In 2. I understood I as all elements of R multiplied by $sqrt(2)$) . Am I correct?

How shall I prove isomorphism? I tried the following function from R to Z2: f(a+ $sqrt2$b+I)= a mod 2. But it is only hommomorphism in my opinion, not isomorphism.

Can you help me?

2. Originally Posted by andreas
Hello I want to solve the following problem:

Let R = Z( $sqrt2$ ) = { a+b $sqrt2$|a,b belong to Z.

2. If I = ( $sqrt 2$) is the ideal generated by $sqrt(2)$, prove that R/I~=Z2 (~= means isomorphic).

In 2. I understood I as all elements of R multiplied by $sqrt(2)$) . Am I correct?

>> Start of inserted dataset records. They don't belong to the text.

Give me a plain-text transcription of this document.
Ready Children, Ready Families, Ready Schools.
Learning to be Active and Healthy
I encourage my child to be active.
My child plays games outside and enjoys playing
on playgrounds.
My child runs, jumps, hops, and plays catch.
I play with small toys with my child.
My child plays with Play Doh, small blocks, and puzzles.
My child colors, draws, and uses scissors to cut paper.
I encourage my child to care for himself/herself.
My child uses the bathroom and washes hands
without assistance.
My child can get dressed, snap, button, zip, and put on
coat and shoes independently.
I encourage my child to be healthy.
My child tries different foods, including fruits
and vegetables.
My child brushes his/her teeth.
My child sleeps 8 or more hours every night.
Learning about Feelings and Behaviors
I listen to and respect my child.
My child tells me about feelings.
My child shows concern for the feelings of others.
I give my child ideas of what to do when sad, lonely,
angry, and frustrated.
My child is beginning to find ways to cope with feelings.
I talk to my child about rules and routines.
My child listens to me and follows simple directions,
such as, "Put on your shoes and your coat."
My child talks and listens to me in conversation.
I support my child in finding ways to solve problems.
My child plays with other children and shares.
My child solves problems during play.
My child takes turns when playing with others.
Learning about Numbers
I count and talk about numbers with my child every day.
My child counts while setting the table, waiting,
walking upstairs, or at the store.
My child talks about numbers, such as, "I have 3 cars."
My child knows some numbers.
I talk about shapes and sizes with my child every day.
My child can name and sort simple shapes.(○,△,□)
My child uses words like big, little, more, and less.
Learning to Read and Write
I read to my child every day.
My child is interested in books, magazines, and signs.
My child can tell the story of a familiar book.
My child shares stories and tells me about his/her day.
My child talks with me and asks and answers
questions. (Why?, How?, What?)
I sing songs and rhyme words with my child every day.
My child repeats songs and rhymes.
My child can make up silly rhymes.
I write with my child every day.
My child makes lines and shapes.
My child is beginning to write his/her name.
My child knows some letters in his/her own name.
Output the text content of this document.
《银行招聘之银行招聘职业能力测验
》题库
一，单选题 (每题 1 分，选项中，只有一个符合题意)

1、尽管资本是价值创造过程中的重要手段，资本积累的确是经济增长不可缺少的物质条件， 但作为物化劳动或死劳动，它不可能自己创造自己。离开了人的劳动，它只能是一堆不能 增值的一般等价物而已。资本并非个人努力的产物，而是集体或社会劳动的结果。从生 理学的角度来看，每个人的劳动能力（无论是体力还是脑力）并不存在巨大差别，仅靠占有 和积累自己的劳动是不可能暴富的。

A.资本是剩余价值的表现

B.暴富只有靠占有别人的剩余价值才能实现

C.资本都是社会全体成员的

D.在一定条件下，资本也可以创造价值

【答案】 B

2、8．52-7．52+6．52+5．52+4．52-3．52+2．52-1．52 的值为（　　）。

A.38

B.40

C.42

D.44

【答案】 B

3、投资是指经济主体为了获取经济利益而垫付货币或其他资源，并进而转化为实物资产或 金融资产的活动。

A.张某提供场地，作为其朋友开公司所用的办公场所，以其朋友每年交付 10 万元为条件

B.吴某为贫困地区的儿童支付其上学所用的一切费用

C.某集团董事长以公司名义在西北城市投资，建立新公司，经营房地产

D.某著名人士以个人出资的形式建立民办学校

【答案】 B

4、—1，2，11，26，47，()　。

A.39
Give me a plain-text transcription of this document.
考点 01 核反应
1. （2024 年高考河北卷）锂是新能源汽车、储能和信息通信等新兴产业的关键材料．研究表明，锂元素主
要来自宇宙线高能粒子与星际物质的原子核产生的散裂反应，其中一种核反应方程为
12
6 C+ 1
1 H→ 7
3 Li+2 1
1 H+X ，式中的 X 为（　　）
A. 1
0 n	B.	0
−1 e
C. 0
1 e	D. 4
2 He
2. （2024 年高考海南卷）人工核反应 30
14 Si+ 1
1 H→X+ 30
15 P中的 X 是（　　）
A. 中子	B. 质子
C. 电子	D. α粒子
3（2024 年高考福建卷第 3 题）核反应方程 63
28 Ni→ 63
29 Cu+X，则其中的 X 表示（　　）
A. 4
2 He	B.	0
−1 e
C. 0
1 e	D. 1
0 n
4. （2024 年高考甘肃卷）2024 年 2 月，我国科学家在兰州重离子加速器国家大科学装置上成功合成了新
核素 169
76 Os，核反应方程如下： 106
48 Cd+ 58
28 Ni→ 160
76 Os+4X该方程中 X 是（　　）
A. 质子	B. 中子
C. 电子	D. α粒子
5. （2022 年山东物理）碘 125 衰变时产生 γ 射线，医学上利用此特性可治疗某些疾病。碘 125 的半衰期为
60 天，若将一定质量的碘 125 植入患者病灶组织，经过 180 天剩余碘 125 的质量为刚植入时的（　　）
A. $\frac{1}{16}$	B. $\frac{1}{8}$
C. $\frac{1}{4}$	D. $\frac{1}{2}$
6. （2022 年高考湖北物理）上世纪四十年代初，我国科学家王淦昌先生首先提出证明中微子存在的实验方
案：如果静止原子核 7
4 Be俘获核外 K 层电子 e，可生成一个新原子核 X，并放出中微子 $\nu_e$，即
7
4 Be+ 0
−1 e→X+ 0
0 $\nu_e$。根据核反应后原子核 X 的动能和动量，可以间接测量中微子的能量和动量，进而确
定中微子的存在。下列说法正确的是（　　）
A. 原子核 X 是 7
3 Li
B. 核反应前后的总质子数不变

How shall I prove isomorphism? I tried the following function from R to Z2: f(a+ $sqrt2$b+I)= a mod 2. But it is only hommomorphism in my opinion, not isomorphism.
The mapping $f:R\to\mathbb{Z}_2$ defined by $f(a+b\sqrt{2})=a\,({\rm mod}\,2)$ is an homomorphism, and it is obviously surjective. As a consequence, it suffices to show that its kernel is $I$ to conclude that $R/I\simeq \mathbb{Z}_2$.
Its kernel consists of numbers $x=a+b\sqrt{2}$ where $a,b\in\mathbb{Z}$ and $a=2a'$ is even. Can you go on?

3. Thank you! It was very helpful!! I can go on